By Inderbir Kaur Sandhu, Ph.D


Q: I have a daughter Nadia who is in special ed. She is in 8th grade and currently in a contained classroom. I was told that her IQ test from when she was in kindergarten was only a 60. I asked to have her tested again, and they won't do it. I was told IQ tests do not change much. I am appalled! Do you agree with this? Please help me because I believe my daughter is a lot smarter than what the school is saying. What can I do to help her? Thanks.

A: A contained classroom is one specifically designated for children with disabilities. Self contained programs are usually indicated for children with more serious disabilities who may not be able to participate in general education programs at all. These disabilities include autism, emotional disturbances, severe intellectual disabilities, multiple handicaps and children with serious or fragile medical conditions.

Your daughter was placed in such a classroom due to her intelligence test score. An IQ of 60 generally indicates that the child is intellectually deficient (based on the WPPSI test). This test was given when she was in a preschool. She is now in Grade 8. IQ test score may not change much if the testing environment was conducive. It also depends on the anxiety levels of the child, fatigue, health concerns of the day of testing and if the test is an individual one that requires an experienced tester, the knowledge of the test administrator would be crucial. Now, all these factor may affect the scores. There is no reason why any child should be denied of a retest, especially if it is a different test and in this case, after such a long time. If the same test was to be administered, the suggested time gap for accuracy in scores would be about 2 years. It appears quite strange that the school does not want to test her. Depending on her abilities, the school needs to reason out why they would be apprehensive to test her again.

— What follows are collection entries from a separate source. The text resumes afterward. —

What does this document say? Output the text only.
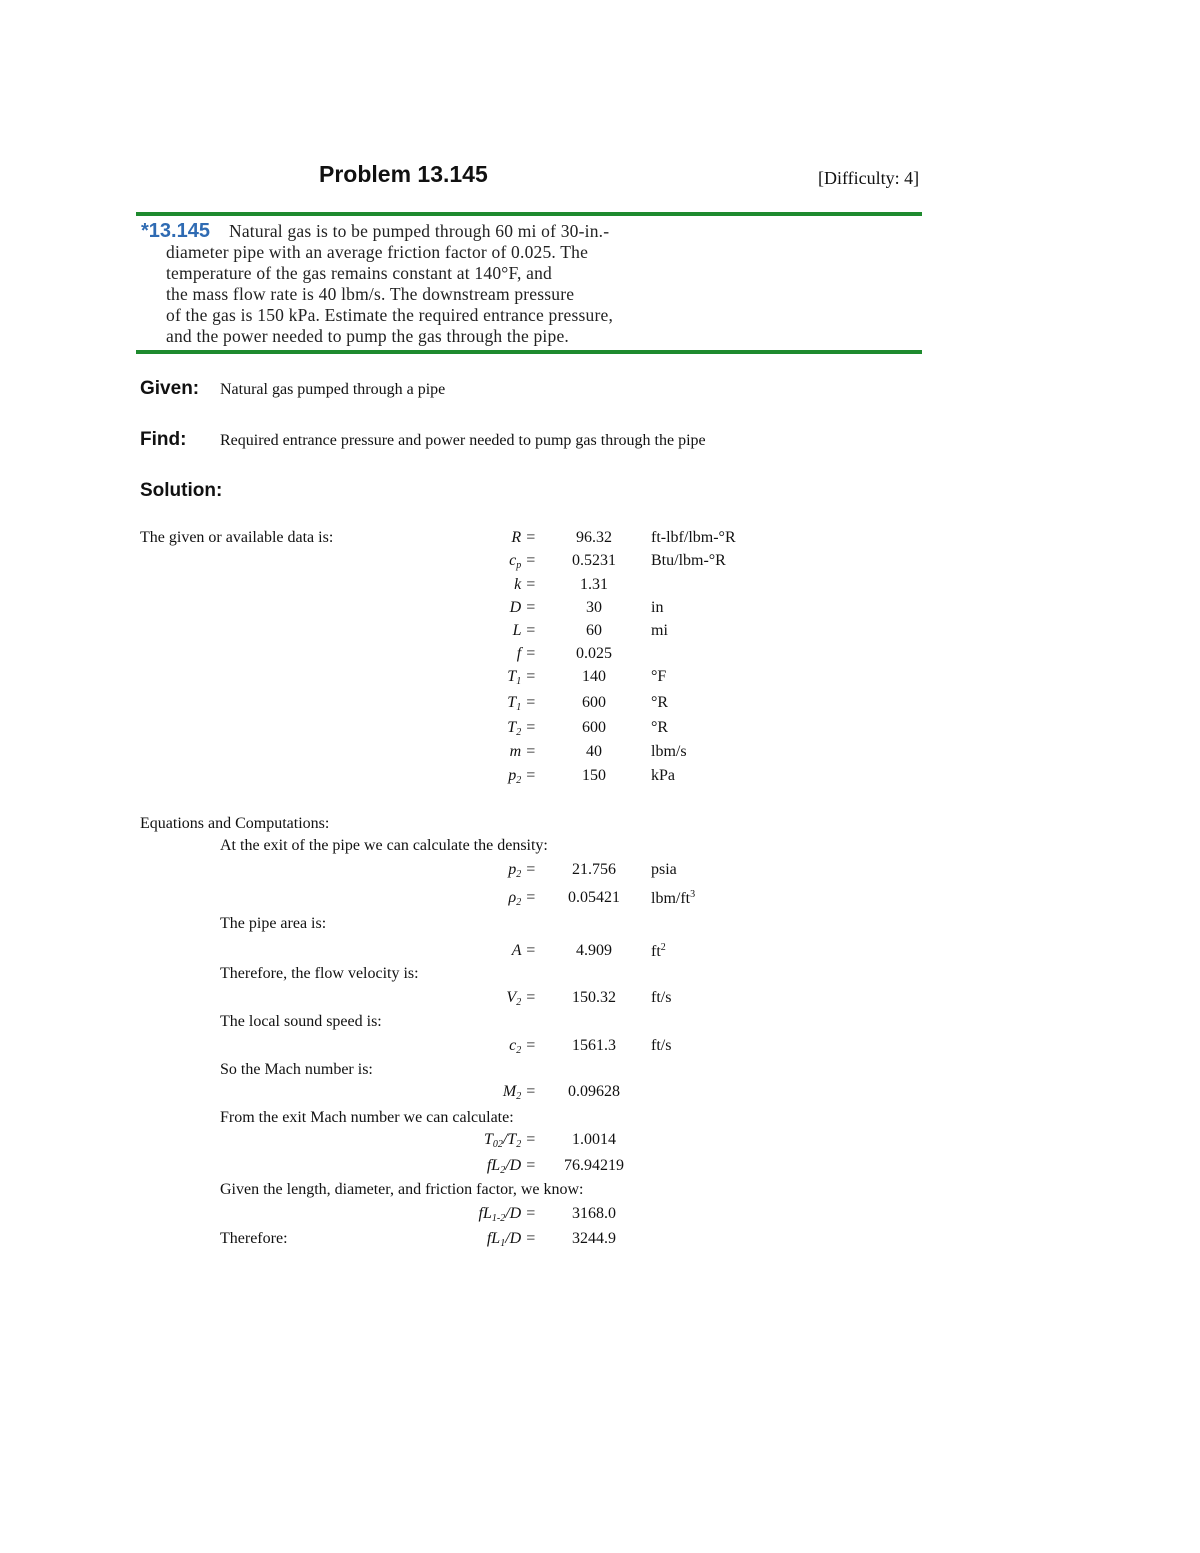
Problem 13.145	[Difficulty: 4]
*13.145 Natural gas is to be pumped through 60 mi of 30-in.-
diameter pipe with an average friction factor of 0.025. The
temperature of the gas remains constant at 140°F, and
the mass flow rate is 40 lbm/s. The downstream pressure
of the gas is 150 kPa. Estimate the required entrance pressure,
and the power needed to pump the gas through the pipe.
Given: Natural gas pumped through a pipe
Find: Required entrance pressure and power needed to pump gas through the pipe
Solution:
The given or available data is:	R =	96.32	ft-lbf/lbm-°R
$c_p$ =	0.5231	Btu/lbm-°R
k =	1.31
D =	30	in
L =	60	mi
f =	0.025
$T_1$ =	140	°F
$T_1$ =	600	°R
$T_2$ =	600	°R
m =	40	lbm/s
$p_2$ =	150	kPa
Equations and Computations:
At the exit of the pipe we can calculate the density:
The pipe area is:
Therefore, the flow velocity is:
The local sound speed is:
So the Mach number is:
From the exit Mach number we can calculate:
Given the length, diameter, and friction factor, we know:
Therefore:
$p_2$ =	21.756	psia
$\rho_2$ =	0.05421	lbm/$ft^3$
A =	4.909	$ft^2$
$V_2$ =	150.32	ft/s
$c_2$ =	1561.3	ft/s
$M_2$ =	0.09628
$T_{02}/T_2$ =	1.0014
$fL_2/D$ =	76.94219
$fL_{1-2}/D$ =	3168.0
$fL_1/D$ =	3244.9
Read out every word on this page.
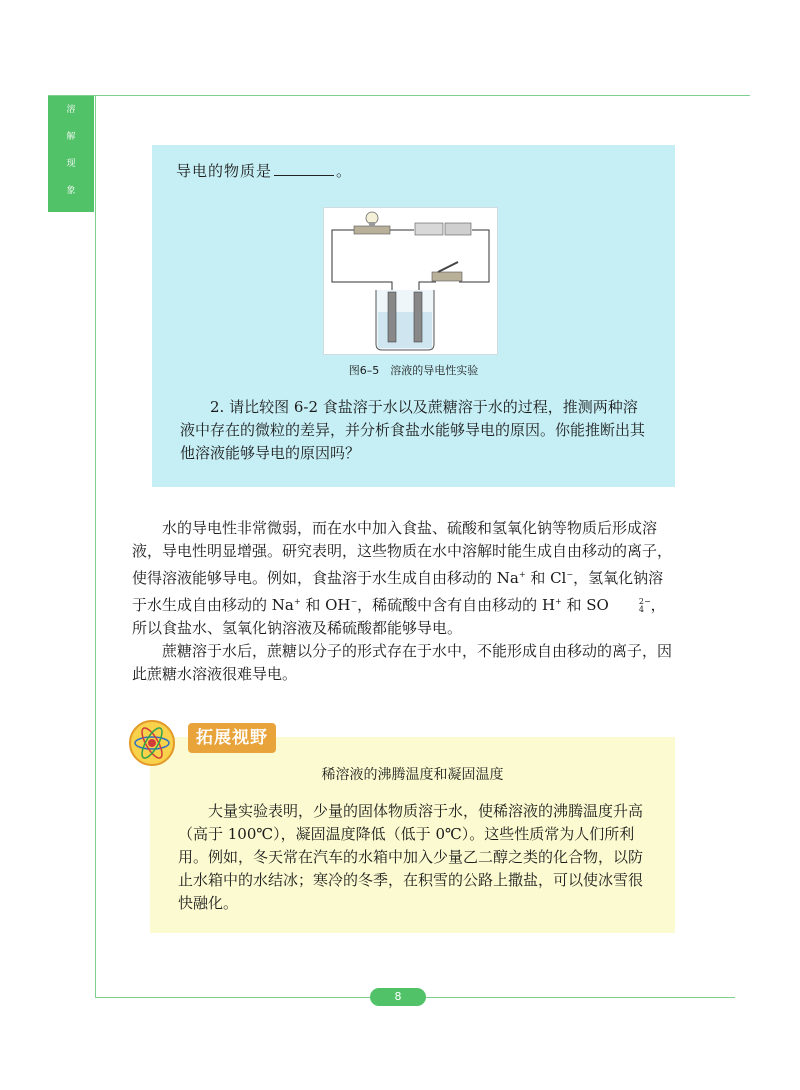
溶
解
现
象
导电的物质是	。
图6–5　溶液的导电性实验
2. 请比较图 6-2 食盐溶于水以及蔗糖溶于水的过程，推测两种溶液中存在的微粒的差异，并分析食盐水能够导电的原因。你能推断出其他溶液能够导电的原因吗？

水的导电性非常微弱，而在水中加入食盐、硫酸和氢氧化钠等物质后形成溶液，导电性明显增强。研究表明，这些物质在水中溶解时能生成自由移动的离子，使得溶液能够导电。例如，食盐溶于水生成自由移动的 Na+ 和 Cl−，氢氧化钠溶于水生成自由移动的 Na+ 和 OH−，稀硫酸中含有自由移动的 H+ 和 SO	2−
4 ，所以食盐水、氢氧化钠溶液及稀硫酸都能够导电。

蔗糖溶于水后，蔗糖以分子的形式存在于水中，不能形成自由移动的离子，因此蔗糖水溶液很难导电。

拓展视野
稀溶液的沸腾温度和凝固温度
大量实验表明，少量的固体物质溶于水，使稀溶液的沸腾温度升高（高于 100℃），凝固温度降低（低于 0℃）。这些性质常为人们所利用。例如，冬天常在汽车的水箱中加入少量乙二醇之类的化合物，以防止水箱中的水结冰；寒冷的冬季，在积雪的公路上撒盐，可以使冰雪很快融化。
8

Someone who knows how well she is progressing would be in a better position to advise you on the how to help her. You may want to determine the kind of setting your daughter learns best in, and what kind of setting is the least productive based on her progress. Would structure or routine help her better? Does she enjoy the company of peers? What are her strengths and weaknesses? What areas she would require academic help? Has it been a struggle in her current contained environment or has she been progressing gradually?

You would really need to speak to your daughter's teachers, other parents, special education personnel and advocates in your area. At her level, she would be able to understand try to gauge the kind of setting that may prove to be most stimulating, beneficial and productive. I believe that parents understand their child better than anyone so if you think your daughter is smarter than the credit given to her at school; you need to fight for her rights towards a match between her abilities and her learning. I wish you all the best and hope the school would not deny her of the education she deserves.